Ela é "o único e grande molde de Deus", no qual é preciso lançar-se
para se converter em "imagem perfeita" de Jesus Cristo.19
c) Em Maria - "É mais
propriamente um resultado ao qual se pode chegar, fruto que o devoto pode obter
‘por sua fidelidade', como uma imensa graça, por ter posto em prática o ‘por' e
o ‘com' Maria. Viver em Maria não é experimentar [...] a presença amorosa de
Maria?".20
d) Para Maria - É conseqüência
lógica da consagração: fazer tudo para sua Senhora, desde pequenos serviços até
os maiores empreendimentos.
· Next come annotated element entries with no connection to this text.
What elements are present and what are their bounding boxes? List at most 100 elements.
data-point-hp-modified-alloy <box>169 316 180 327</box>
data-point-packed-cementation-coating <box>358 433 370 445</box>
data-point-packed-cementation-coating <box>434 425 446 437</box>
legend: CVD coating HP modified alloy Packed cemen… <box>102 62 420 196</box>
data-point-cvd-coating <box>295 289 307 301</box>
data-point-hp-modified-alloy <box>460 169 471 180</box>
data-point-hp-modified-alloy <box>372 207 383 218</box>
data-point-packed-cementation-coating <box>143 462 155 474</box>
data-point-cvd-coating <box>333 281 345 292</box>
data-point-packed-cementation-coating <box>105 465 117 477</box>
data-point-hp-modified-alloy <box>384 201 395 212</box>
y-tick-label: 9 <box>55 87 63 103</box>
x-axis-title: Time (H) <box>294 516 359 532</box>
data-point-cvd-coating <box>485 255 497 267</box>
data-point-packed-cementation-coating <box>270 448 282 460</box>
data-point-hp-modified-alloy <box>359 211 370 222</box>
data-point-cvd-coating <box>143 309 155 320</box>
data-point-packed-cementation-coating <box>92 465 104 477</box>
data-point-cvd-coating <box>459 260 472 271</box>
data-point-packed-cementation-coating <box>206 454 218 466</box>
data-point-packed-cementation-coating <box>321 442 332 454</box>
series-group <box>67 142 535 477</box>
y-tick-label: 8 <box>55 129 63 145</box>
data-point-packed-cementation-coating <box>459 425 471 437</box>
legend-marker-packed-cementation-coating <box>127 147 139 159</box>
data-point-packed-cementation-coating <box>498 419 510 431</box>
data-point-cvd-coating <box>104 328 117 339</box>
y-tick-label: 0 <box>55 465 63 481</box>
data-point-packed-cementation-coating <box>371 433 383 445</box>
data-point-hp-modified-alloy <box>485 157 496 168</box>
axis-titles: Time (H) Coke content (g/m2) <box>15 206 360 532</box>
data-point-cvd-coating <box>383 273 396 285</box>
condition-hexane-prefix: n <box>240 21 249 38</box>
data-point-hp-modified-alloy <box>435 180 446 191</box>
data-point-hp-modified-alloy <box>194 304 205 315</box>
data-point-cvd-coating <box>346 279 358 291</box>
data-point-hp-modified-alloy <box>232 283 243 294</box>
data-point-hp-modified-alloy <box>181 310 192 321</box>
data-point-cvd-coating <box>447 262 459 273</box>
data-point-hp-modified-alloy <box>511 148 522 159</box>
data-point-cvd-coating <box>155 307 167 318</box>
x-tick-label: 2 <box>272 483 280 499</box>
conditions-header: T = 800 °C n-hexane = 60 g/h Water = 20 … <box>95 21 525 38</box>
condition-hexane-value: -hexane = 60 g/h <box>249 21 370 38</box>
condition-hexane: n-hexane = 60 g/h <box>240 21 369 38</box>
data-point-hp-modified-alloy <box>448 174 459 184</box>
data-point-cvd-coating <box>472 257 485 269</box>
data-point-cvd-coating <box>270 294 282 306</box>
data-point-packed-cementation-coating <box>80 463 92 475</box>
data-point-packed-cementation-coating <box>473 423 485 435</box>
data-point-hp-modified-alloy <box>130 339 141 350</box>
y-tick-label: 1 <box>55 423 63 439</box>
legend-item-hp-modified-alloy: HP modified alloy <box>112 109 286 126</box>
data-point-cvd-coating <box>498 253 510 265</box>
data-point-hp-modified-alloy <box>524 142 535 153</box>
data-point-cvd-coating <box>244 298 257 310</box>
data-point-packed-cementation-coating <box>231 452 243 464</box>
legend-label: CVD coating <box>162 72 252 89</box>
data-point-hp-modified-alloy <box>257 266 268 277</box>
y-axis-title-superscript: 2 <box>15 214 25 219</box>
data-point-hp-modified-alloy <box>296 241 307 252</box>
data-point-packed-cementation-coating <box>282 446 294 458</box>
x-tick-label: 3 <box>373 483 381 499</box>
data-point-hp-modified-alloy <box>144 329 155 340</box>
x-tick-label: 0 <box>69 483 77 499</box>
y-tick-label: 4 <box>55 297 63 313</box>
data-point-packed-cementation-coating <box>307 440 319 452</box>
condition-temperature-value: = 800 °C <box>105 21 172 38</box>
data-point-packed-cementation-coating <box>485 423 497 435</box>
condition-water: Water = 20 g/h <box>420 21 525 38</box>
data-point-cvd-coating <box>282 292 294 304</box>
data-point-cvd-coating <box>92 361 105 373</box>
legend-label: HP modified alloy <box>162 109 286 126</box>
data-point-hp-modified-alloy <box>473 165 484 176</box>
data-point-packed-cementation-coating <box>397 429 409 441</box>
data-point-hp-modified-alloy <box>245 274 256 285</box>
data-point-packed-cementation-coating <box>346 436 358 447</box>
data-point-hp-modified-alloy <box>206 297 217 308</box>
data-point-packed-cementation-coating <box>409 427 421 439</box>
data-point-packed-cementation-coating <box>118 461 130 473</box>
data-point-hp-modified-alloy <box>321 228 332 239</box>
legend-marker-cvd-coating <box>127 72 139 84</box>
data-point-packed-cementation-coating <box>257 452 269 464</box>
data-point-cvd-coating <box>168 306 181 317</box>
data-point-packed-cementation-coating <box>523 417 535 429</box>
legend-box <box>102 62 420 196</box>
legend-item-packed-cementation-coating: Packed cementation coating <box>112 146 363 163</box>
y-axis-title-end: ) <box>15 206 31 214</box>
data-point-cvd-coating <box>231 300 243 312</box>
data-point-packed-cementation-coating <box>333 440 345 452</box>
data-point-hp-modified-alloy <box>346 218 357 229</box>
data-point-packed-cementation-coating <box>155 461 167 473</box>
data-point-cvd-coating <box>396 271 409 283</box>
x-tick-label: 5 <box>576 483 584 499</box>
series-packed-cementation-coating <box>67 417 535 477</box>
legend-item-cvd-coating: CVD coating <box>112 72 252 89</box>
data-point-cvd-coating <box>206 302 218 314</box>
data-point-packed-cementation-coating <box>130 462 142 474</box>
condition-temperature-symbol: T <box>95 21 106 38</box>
Não, porém - insiste, São Luís - como fim último de
nossas ações, o qual só pode ser Jesus Cristo, mas como fim próximo,
intermediário e meio mais eficaz de chegar a Ele.
Precisamos de um mediador junto
ao próprio Mediador
Os tópicos 135 a 182 do Tratado estão dedicados a
expor os motivos que tornam recomendável esta devoção, entre os quais o de ser
essa piedosa prática um caminho "fácil, curto, perfeito e seguro para
chegar à união com Jesus Cristo, na qual consiste a perfeição do
cristão".21
Ora o que, em nossa opinião, constitui a principal
razão para nos consagramos a Jesus pelas mãos de Maria é desenvolvido numa
parte anterior da obra, na qual se enumeram e desenvolvem as verdades
fundamentais da devoção a Maria. A quarta delas é: precisamos de um mediador
junto ao próprio Mediador.
Grignion de Montfort faz notar que "por via de
regra, nossas melhores ações são manchadas e corrompidas pelo fundo de maldade
existente em nós".22 Assim, não podemos estar seguros de ter as
disposições adequadas para nossos pedidos serem atendidos. Tomando isso em
consideração, pergunta ele: "Não precisaremos de um mediador junto ao
próprio Mediador?". 23 E sua resposta é: necessitamos da intercessão de
Nossa Senhora para suprir nossas imperfeições e podermos, através d'Ela, nos
apresentar diante do Medianeiro por excelência, Jesus Cristo, que é Deus, em
tudo igual ao Pai e ao Espírito Santo.
Pelo que conclui o santo missionário:
"Digamos, pois, ousadamente com São Bernardo que temos necessidade de um
mediador junto do próprio Mediador, e que a divina Maria é a mais capaz de
cumprir essa missão caritativa".24
Como não lembrarmos, ao ouvirmos esses ensinamentos
de São Luís, da Redemptoris Mater? Nessa encíclica, o Beato João Paulo II, em
perfeita harmonia com a doutrina mariológica do Concílio, realça a "função
maternal" dessa mediação. 25 E cita, para isso, a solene Profissão de Fé
feita pelo Papa Paulo VI em 30 de junho de 1968, bem como o discurso de 21 de
novembro de 1964, no qual o mesmo Papa proclamou Maria "Mãe da
Igreja".
O grande paradoxo: a escravidão
que liberta
Como conclusão das presentes considerações, cabe
lembrar o paradoxo evangélico segundo o qual o homem deve perder a sua vida por
Cristo para salvá-la (cf. Lc 9, 24). Ou, por outras palavras, a necessidade de
aniquilarmos a nós mesmos, assumindo a condição de escravos, para termos
"o mesmo sentir e pensar que o Cristo Jesus" (Fl 2, 5).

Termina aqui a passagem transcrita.